The so-called “Bean Dad” says he’s “deeply sorry.”
John Roderick has issued an apology in response to the immense backlash that he’s received, after he shared a story about a time when he withheld food from his daughter.
In a lengthy open letter shared on his website on Tuesday, the musician—who was recently dubbed “Bean Dad” by the internet—explained that he deactivated his Twitter account on Monday “in a panic” and took a moment to “reflect on what I’d done and the hurt I’d caused.”
“I want to acknowledge and make amends for the injuries I caused. I have many things to atone for. My parenting story’s insensitivity and the legacy of hurtful language in my past are both profound failures. I want to confront them directly,” Roderick wrote.
Roderick, who co-hosts the podcast Omnibus, alongside Jeopardy! hall-of-famer Ken Jennings, admitted in his statement that he “poorly told” the story about a time when he refused to let his 9-year-old daughter eat until she figured out how to open a can of beans.

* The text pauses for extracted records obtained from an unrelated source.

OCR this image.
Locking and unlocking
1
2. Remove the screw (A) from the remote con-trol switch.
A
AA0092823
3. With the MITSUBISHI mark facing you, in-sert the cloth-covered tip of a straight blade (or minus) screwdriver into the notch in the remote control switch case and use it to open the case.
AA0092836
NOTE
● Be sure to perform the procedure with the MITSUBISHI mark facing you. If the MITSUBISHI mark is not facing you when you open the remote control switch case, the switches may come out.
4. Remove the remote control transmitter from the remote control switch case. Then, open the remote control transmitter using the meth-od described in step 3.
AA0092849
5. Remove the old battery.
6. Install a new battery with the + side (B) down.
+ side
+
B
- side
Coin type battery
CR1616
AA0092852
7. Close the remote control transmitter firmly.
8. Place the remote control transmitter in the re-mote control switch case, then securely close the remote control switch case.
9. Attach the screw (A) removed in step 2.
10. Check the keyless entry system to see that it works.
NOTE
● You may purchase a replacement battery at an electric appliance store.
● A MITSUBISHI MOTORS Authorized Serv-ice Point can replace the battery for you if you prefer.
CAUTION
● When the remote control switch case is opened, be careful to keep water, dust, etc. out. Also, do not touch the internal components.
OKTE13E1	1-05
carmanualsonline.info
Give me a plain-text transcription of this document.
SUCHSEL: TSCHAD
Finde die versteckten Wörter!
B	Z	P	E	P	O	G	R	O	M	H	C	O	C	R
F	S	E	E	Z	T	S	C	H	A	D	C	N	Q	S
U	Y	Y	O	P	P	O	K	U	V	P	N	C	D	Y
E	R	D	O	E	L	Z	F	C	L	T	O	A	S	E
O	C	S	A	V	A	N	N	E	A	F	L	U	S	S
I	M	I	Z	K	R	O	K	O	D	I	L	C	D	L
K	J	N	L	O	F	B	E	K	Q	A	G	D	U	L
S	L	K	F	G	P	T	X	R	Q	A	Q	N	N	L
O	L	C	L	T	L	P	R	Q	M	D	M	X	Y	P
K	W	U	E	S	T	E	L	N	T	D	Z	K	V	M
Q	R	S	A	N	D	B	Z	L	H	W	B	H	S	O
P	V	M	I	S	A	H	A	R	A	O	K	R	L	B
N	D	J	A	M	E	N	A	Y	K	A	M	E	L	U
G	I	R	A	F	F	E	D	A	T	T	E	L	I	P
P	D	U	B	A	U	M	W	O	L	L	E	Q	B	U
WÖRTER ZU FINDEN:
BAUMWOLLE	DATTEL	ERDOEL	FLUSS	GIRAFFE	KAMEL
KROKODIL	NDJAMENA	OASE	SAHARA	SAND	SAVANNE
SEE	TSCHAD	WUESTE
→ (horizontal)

“I didn’t share how much laughing we were doing, how we had a bowl of pistachios between us all day as we worked on the problem, or that we’d both had a full breakfast together a few hours before,” Roderick explained. “Her mother was in the room with us all day and alternately laughing at us and telling us to be quiet while she worked on her laptop. We all took turns on the jigsaw puzzle.”
He added: “I framed the story with me as the a**hole dad because that’s my comedic persona and my fans and friends know it’s ‘a bit.'”
In the initial Twitter thread that he originally shared on Saturday, Roderick claimed that the incident—which became a flashpoint on social media—was a mere “Teaching Moment,” and that he viewed the situation as a means for his daughter to “figure out what the can-opener inventor was thinking when they tried to solve this problem.” The lesson continued on and off for six hours, Roderick said, and he acknowledged that his daughter was frustrated and hungry for most of it.
Roderick was heavily criticized for his actions and was nicknamed “Bean Dad” by upset spectators online who deemed his behavior as child abuse. People also dug up old tweets from Roderick featuring offensive and bigoted language, compounding the controversy. In an immediate response to the backlash, Roderick deleted the string of tweets, then deactivated his Twitter account entirely.
Looking back on the matter, the 52-year-old rocker said that he realized where he’d gone wrong in sharing the bean story and “that a lot of the language I used reminded people very viscerally of abuse they’d experienced at the hand of a parent.”
“The idea that I would withhold food from her, or force her to solve a puzzle while she cried, or bind her to the task for hours without a break all were images of child abuse that affected many people very deeply. Rereading my story, I can see what I’d done,” he wrote in his Tuesday apology. “I was ignorant, insensitive to the message that my ‘pedant dad’ comedic persona was indistinguishable from how abusive dads act, talk and think.”
Roderick wrote that he was “deeply sorry for having precipitated more hurt in the world.”
“I wish the parents I modeled didn’t exist; I wish no one had to grow up with a parent who tortured them physically or emotionally. I would never intentionally make light of those experiences and I’ll never underestimate again the pain I can cause with some poorly chosen words and by acting defensively when challenged,” Roderick continued.
The musician also addressed the “many racist, anti-Semitic, hurtful and slur-filled tweets” from him that resurfaced amid the “Bean Dad” controversy. “I can say only this: all of those tweets were intended to be ironic, sarcastic,” Roderick wrote.
“I thought then that being an ally meant taking the slurs of the oppressors and flipping them to mock racism, sexism, homophobia, and bigotry,” he continued. “I am humiliated by my incredibly insensitive use of the language of sexual assault in casual banter.”
Roderick added: “I’m a middle-aged, middle-class straight white male and I try to be cognizant of that and of the responsibility my privileges entail in everything I do. In this case, it was precisely my privilege of not living in an abusive family, of not being a member of a community that routinely experiences real trauma, that caused me to so grossly misjudge the impact of the language I chose.”
Newsweek has reached out to Roderick for further comment.